I've been having a Christmas whirl. Doesn't seem to me that has happened in years, but it has this year. My Christmas party was followed by dinner for neighbors--8 adults and 4 children. They only ate half the huge casserole I made--someone described it as Mexican lasagne, and maybe that's what it is. So I sent everyone home with doggy bags and will serve the casserole again for lunch on Saturday to four of us. The next night my good friends Betty and Jeannie and I had our annual Christmas gift exchange and dinner--hors d'oevres at my house, though the presentatio of a dab of this and a bit of that leftover was abyssmal. Still it tasted pretty good; dinner was appetizers at a wonderful upscale restaurant that we save for special occasions, and dessert--homemade chocolate chiffon pie--at Betty's . A lovely evening. Tonight my neighbor's parents took us to dinner at a local bistro that I really like, and I had two of my favorite foods--pate and white anchovies. Can't live much higher on the hog than that. Now my whirl is over, and I must get myself together for a trip to Houston that could be six or seven days. But this week has really impressed me with the blessings of friendship, and I am most grateful. Now I'm looking forward to time with family.
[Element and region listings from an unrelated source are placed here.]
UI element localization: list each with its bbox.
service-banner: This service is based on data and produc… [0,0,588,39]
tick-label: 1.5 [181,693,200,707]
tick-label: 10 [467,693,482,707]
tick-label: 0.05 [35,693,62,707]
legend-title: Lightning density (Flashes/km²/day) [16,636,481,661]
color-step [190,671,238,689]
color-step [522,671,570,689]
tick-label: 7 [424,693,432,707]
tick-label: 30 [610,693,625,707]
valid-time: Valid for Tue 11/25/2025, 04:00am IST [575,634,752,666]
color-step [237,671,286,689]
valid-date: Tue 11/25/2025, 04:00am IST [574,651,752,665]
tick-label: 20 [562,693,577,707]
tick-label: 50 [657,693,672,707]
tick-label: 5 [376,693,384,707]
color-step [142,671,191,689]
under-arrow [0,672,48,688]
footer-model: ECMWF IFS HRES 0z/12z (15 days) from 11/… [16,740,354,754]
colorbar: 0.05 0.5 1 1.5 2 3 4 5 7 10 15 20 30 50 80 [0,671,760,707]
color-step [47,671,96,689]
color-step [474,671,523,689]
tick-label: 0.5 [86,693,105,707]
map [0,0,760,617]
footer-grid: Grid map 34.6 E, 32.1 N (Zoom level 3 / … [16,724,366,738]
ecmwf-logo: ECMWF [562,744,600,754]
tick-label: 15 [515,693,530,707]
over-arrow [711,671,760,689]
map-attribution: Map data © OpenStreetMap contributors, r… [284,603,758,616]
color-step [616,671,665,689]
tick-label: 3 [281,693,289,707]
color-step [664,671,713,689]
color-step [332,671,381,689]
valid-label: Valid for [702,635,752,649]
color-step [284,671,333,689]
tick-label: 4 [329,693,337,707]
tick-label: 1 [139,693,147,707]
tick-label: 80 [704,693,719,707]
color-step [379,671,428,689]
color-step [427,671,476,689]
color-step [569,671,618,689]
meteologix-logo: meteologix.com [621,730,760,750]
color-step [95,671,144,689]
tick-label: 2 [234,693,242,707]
Work? What's that? I've been going to the office and accomplishing things there, but at home I haven't the concentration for all the projects on my desk--even though my conscience prods at me. I figure it's good to put things aside. Today I made a couple of phone calls to move one project ahead, looked at notes about another, and resorted to reading my mystery. Maybe I will learn, after all, to do nothing for 40 seconds (that's a joke now with Melinda and Susan) but probably it's just the season. After I get back from Houston I know I'll hit the ground running and feel I have way too much to do. I have three projects on my desk--rewrites on passenger ships, finishing the Great Texas Chefs manuscript, and beginning from scratch on the young-adult book on surgery. Sometimes January brings the blahs--but I don't see that in my future this year.
Is it just me, or is there more of an atmosphere of hope in the air this holiday season? I am encouraged that there is so much emphasis on going green and on changing the political climate in this country. This week, there was a Democratic victory in our state district that has sent a Republican to Austin for 30 years--to me, it's less about which party wins than about changing the rigidity of the current administration, state and national. I follow the national campaigns fairly closely and today read the first editorial that made me think possibly Obama might be the right candidate (I've been fairly convinced about Hillary). This editorial suggested that people without a political background are less vulnerable to the slings and arrows a president must endure and that Obama does not ratchet up hostilities but restrains them. He detests anger as a motivating force, and that alone is enough to make me think twice.
How did I get into talking about politics? I'm going bck to my mystery--it's P.D.James, slow to get into but then quite absorbing.